What's particularly weird about this argument is that is would not affect your essay at all to concede that, say, the period called the 'Golden Age of Dutch Painting', or the Golden Age of Spanish Painting, or one of the several other periods that art historians (inconveniently for you) commonly refer to as Golden ages of painting produced better work that the somewhat fussy and stylized paintings of the Renaissance, and that you just got excited because you really like Leonardo.
But you seem unwilling to back down from any claim once you've made it in print, no matter how silly ("Cezanne couldn't draw!"), and so we get this peculiar kind of weaseling.
Western art, like Western music or mathematics, is a cumulative enterprise, but you've done the equivalent of claiming Pythagoras was the best mathematician ever, and as evidence pointing to the fact that no serious historian of mathematics has ever said in print that Pythagoras was a worse mathematician than Euler or Gauss, when it would not occur to anyone else to think in those terms.
Apart from the fact that this is just blatant argument from authority ("no art historian would disagree with me! Not even this one, who just disagreed!"), it also a disservice to your readers, who are taking it on faith that you know what you are talking about. As Aaron's correspondence demonstrates, when someone finally does corner an art historian, and bends the poor guy's mind into thinking of the history of Western painting in the same weird categories you do, he'll politely say that you're completely full of it.

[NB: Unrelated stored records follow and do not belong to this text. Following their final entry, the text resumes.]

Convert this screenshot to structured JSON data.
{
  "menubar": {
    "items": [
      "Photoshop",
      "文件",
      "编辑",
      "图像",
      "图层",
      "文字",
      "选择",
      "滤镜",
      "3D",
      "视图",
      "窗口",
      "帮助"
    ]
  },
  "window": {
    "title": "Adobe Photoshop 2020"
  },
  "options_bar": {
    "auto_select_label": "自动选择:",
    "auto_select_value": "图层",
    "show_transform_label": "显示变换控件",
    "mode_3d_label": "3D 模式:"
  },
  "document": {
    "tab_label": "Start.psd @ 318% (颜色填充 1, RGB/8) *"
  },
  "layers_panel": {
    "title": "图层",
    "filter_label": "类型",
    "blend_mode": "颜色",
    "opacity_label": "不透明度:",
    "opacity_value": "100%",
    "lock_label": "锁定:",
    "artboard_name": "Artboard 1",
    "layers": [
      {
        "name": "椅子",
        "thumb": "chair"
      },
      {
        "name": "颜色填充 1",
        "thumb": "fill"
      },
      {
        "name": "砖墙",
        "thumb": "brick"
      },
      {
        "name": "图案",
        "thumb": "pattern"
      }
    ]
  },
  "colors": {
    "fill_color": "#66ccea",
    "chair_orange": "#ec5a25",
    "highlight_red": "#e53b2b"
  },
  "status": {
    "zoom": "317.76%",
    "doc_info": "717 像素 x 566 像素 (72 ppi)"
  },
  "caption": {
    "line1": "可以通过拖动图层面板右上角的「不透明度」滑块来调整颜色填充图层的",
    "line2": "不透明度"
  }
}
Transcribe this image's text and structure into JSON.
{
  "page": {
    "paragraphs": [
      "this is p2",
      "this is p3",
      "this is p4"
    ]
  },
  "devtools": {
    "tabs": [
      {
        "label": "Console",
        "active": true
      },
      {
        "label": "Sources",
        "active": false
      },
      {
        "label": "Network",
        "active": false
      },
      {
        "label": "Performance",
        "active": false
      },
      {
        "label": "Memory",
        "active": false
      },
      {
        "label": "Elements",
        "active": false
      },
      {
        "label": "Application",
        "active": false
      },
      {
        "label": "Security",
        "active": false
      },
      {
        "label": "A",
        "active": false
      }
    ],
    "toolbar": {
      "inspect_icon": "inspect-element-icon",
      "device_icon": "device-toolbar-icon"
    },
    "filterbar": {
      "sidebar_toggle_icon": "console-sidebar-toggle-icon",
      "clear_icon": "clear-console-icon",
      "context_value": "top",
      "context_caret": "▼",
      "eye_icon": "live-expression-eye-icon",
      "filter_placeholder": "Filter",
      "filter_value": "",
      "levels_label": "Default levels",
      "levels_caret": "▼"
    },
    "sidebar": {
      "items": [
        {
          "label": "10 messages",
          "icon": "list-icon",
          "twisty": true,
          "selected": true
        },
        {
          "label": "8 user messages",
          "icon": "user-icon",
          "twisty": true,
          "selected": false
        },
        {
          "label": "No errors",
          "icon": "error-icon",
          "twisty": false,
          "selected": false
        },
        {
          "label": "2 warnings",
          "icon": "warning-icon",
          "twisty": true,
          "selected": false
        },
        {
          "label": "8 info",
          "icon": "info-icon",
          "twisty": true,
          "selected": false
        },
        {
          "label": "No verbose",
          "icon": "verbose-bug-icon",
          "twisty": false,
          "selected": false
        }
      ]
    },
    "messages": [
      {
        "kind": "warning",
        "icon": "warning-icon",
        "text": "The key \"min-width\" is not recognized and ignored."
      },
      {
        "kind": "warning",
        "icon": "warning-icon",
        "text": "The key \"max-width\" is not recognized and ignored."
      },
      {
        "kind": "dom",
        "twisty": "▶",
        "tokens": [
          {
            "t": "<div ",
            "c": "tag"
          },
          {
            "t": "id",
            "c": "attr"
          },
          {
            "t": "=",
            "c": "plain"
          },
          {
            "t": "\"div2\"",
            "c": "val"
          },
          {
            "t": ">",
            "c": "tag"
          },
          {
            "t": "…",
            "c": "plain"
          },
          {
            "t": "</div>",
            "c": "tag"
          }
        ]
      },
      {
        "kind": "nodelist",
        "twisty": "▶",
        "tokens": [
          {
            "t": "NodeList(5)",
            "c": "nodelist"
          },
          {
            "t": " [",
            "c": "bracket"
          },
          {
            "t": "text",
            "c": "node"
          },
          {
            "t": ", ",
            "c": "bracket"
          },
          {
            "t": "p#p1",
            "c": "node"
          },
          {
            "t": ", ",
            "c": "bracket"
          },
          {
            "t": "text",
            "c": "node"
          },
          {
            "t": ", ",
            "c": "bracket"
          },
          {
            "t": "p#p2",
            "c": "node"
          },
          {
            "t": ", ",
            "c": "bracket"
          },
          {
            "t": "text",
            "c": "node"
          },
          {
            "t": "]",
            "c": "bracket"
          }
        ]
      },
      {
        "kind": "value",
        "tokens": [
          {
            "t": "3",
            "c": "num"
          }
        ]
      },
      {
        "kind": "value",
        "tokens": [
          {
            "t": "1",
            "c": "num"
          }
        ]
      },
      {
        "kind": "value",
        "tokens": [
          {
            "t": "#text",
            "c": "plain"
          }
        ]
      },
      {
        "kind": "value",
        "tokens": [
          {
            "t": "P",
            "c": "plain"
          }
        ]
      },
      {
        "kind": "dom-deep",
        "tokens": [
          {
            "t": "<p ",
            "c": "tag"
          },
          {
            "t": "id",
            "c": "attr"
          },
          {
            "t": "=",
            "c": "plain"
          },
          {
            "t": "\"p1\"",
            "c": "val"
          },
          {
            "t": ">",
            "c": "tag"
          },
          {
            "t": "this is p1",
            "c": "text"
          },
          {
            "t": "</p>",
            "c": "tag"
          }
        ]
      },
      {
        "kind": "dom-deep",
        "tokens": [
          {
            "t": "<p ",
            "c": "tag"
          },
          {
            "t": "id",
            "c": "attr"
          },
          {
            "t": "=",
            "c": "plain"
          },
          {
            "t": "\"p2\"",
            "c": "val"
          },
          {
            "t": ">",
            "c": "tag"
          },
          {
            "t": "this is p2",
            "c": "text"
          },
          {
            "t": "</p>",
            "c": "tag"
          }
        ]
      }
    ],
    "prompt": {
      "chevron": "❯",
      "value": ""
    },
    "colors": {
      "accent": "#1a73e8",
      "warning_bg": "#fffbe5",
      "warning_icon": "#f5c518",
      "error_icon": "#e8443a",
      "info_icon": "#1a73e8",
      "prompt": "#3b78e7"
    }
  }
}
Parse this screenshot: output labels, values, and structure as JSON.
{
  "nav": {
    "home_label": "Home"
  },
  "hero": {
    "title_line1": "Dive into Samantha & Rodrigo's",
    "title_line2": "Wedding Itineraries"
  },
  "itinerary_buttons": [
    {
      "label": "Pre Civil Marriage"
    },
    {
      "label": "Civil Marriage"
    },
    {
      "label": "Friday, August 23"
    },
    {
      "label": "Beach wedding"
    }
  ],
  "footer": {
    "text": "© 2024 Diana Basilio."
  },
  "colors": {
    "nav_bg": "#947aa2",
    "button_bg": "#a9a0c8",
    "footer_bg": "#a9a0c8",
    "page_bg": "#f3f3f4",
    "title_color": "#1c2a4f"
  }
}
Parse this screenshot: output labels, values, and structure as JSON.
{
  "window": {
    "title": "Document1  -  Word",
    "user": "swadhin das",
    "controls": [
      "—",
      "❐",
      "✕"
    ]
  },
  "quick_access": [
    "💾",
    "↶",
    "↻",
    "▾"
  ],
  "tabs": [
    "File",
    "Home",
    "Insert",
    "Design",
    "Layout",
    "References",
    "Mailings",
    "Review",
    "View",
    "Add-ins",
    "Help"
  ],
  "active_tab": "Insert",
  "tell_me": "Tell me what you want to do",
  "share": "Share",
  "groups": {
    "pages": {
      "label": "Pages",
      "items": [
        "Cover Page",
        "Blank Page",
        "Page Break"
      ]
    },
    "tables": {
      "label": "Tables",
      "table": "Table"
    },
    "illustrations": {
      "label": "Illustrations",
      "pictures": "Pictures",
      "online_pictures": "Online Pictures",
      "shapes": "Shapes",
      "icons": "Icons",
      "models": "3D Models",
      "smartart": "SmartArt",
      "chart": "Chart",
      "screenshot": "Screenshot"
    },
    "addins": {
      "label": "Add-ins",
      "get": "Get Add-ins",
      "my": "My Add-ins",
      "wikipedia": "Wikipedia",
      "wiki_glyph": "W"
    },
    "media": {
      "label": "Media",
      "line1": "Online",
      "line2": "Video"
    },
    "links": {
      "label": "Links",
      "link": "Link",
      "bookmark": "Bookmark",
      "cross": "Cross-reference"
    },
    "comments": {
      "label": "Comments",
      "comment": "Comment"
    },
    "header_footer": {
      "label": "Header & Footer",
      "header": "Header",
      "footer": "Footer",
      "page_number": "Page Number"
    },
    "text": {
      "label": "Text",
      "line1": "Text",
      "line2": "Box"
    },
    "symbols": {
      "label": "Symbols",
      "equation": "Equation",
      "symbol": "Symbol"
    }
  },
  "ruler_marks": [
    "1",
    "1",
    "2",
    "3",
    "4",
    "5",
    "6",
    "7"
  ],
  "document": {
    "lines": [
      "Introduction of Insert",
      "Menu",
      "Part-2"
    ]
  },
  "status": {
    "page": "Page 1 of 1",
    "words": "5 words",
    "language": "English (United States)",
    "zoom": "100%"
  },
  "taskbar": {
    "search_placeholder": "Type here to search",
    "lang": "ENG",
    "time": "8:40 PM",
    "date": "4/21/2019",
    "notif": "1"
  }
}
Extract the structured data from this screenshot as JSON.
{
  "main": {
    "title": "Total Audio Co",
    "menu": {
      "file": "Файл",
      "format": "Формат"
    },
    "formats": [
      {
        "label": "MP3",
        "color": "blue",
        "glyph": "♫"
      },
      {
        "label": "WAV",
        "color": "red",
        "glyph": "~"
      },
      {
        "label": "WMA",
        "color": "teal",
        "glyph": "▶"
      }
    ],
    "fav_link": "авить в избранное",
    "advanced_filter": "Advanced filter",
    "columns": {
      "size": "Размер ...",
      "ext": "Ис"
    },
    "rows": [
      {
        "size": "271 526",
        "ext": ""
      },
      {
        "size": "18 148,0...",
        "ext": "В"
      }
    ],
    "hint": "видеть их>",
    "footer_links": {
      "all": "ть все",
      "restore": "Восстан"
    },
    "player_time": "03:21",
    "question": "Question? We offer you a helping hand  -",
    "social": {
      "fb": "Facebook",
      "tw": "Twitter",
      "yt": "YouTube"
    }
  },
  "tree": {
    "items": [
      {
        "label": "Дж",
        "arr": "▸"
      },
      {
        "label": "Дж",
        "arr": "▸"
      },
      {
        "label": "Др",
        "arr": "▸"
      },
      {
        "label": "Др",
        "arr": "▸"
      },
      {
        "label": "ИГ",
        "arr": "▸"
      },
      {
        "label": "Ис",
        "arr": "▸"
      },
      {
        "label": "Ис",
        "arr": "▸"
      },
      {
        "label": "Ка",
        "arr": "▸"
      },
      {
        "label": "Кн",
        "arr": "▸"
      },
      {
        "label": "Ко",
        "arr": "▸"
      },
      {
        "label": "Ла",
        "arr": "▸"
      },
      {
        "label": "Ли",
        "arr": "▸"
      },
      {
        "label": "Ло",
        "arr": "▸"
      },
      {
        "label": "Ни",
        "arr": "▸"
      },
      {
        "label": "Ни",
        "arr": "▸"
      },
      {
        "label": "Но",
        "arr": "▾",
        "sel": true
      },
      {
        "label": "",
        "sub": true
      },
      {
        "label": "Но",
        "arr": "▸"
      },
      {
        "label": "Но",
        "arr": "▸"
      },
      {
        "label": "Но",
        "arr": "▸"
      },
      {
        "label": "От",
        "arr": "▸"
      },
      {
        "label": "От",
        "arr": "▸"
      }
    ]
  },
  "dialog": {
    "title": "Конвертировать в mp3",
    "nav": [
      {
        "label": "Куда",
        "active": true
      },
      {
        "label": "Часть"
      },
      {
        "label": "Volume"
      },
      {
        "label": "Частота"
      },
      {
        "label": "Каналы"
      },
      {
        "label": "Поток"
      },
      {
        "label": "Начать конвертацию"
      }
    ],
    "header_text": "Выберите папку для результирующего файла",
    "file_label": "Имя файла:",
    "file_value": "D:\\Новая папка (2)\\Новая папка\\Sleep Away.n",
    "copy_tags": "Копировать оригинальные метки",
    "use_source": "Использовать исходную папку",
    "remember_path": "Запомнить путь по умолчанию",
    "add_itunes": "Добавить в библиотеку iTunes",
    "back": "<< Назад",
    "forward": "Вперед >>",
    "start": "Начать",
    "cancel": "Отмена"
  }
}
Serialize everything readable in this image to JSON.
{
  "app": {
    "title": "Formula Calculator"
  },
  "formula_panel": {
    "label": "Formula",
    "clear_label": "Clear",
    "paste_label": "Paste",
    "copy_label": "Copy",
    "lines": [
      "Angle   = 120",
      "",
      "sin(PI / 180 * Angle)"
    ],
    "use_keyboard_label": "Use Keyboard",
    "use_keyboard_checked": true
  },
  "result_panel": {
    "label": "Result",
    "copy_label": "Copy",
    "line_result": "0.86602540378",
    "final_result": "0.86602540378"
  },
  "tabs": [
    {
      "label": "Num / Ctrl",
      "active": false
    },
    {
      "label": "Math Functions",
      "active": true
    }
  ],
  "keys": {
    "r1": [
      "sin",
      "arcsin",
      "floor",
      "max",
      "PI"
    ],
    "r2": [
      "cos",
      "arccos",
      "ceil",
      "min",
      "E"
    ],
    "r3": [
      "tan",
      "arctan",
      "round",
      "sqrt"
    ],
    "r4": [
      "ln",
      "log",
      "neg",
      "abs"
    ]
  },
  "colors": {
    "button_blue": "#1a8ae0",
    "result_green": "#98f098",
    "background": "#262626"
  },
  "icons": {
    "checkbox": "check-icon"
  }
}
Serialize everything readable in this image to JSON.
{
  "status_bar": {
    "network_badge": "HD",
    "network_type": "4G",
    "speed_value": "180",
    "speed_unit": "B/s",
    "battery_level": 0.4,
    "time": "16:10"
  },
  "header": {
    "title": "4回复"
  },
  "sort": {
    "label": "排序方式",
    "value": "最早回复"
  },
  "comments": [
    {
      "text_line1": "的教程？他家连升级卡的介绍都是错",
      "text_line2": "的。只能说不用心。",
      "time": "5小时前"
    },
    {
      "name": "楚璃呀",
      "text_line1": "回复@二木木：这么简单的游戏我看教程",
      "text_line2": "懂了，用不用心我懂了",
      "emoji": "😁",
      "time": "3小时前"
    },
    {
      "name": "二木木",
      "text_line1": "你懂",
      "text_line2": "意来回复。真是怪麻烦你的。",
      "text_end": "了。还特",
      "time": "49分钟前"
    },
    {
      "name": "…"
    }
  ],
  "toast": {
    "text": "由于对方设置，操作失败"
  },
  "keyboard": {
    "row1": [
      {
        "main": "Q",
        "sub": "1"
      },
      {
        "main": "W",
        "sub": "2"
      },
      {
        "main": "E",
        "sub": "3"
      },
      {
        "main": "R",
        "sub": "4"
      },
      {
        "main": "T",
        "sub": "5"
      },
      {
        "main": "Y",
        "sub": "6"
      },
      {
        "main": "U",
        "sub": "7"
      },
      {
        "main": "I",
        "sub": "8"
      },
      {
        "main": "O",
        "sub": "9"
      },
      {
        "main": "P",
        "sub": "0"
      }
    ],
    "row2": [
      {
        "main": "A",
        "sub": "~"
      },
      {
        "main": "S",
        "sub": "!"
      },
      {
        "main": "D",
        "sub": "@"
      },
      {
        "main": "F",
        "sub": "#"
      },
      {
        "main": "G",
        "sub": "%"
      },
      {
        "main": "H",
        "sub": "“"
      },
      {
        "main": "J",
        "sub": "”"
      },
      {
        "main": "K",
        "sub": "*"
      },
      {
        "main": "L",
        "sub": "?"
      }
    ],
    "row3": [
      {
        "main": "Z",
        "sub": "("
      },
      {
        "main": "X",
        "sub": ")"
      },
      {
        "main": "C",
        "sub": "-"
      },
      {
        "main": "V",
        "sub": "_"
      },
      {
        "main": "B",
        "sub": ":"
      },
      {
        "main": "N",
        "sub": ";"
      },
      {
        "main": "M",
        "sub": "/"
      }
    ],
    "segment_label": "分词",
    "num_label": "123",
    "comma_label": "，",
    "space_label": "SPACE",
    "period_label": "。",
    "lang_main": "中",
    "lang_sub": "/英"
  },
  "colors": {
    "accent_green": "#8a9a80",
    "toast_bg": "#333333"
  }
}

Not being an expert in philosophy, or economic history, or the trade union movement, but being a longtime student of your writing style, I suspect the same thing would happen in those fields. I just happen to know art history, so when you write about that I can poke the holes myself.
You've been coasting on the fact that most of your readers are technical people who will take the analogies you strip-mine from the humanities at face value because of their respect for you as a clever guy. You can probably continue coasting on it for the remainder of your career.
But I think you'll find that a little more humility, intellectual honesty and the confidence to abandon the occasional overeager metaphor, rather than trying at all costs to defend it, would make you an even better writer than you think you are now. Maybe not a better writer than EB White, but possibly exactly as good.